Management by SINN

Wie Führungskräfte zu Sinnstiftern werden können, lesen Sie hier.

»Meine Arbeit muss Sinn ergeben!« sagen 73 % der Befragten in der Studie »Was ist gute Arbeit?«. Nicht nur die jüngeren Generationen, Gen Y und die langsam auf den Arbeitsmarkt drückende Gen Z, hinterfragen und wollen das »Warum« hinter allem wissen – beruflich wie privat. Welchen Sinn hat das Unternehmen? Welchen Sinn hat mein Arbeitsplatz?

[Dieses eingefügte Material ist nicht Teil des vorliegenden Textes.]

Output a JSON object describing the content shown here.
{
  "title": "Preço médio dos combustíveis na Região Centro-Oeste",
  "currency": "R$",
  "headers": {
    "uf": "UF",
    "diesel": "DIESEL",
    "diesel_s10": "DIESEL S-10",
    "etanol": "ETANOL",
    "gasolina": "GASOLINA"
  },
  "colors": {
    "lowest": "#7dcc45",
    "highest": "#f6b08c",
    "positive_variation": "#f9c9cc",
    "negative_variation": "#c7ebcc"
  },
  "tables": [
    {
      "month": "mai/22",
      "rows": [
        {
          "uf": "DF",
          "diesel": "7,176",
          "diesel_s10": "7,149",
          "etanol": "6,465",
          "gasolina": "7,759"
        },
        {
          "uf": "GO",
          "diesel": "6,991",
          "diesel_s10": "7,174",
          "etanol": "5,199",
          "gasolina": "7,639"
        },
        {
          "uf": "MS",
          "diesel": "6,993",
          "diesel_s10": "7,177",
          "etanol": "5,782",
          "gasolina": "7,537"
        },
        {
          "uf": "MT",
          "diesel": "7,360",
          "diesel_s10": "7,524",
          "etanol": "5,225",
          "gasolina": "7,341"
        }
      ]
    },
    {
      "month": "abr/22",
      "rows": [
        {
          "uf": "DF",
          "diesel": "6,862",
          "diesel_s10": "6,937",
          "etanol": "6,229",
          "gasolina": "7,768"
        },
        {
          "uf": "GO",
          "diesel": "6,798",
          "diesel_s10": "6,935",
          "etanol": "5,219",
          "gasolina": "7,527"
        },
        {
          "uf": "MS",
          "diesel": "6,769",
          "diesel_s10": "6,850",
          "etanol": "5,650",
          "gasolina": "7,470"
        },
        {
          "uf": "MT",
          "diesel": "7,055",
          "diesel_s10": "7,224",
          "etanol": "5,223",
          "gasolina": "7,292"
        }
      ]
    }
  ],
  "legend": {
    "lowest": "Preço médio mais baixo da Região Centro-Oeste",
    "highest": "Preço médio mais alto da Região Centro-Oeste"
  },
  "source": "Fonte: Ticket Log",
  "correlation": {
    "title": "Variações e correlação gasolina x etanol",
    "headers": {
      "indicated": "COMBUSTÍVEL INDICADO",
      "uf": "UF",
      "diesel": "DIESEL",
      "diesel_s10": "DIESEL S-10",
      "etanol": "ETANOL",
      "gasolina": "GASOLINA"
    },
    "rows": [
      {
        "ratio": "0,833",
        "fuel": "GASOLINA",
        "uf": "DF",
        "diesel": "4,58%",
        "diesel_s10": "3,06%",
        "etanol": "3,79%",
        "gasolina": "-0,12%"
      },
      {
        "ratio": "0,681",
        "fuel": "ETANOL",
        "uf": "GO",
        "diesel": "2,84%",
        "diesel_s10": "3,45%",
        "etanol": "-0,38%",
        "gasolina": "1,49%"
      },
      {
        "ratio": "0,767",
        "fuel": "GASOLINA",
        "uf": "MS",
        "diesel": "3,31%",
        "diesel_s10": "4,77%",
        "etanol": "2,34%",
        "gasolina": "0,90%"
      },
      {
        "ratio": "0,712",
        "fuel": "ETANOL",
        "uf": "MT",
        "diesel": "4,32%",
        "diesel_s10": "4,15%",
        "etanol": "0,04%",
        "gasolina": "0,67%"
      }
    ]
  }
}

Daher sind die Führungskräfte der Zukunft noch mehr gefordert, ihren Mitarbeitern den Sinn von Aufgaben im Einzelnen sowie den Sinn ihrer Arbeit und den Sinn des ganzen Unternehmens im Allgemeinen zu erklären. Aber was heißt das eigentlich genau – »Sinn ergeben«? Denn was für den einen durchaus sinnvoll erscheint, ist für den anderen noch lange nicht klar. Die Sinnfindung hängt von zahlreichen Faktoren ab und ist etwas sehr Individuelles, sehr Subjektives.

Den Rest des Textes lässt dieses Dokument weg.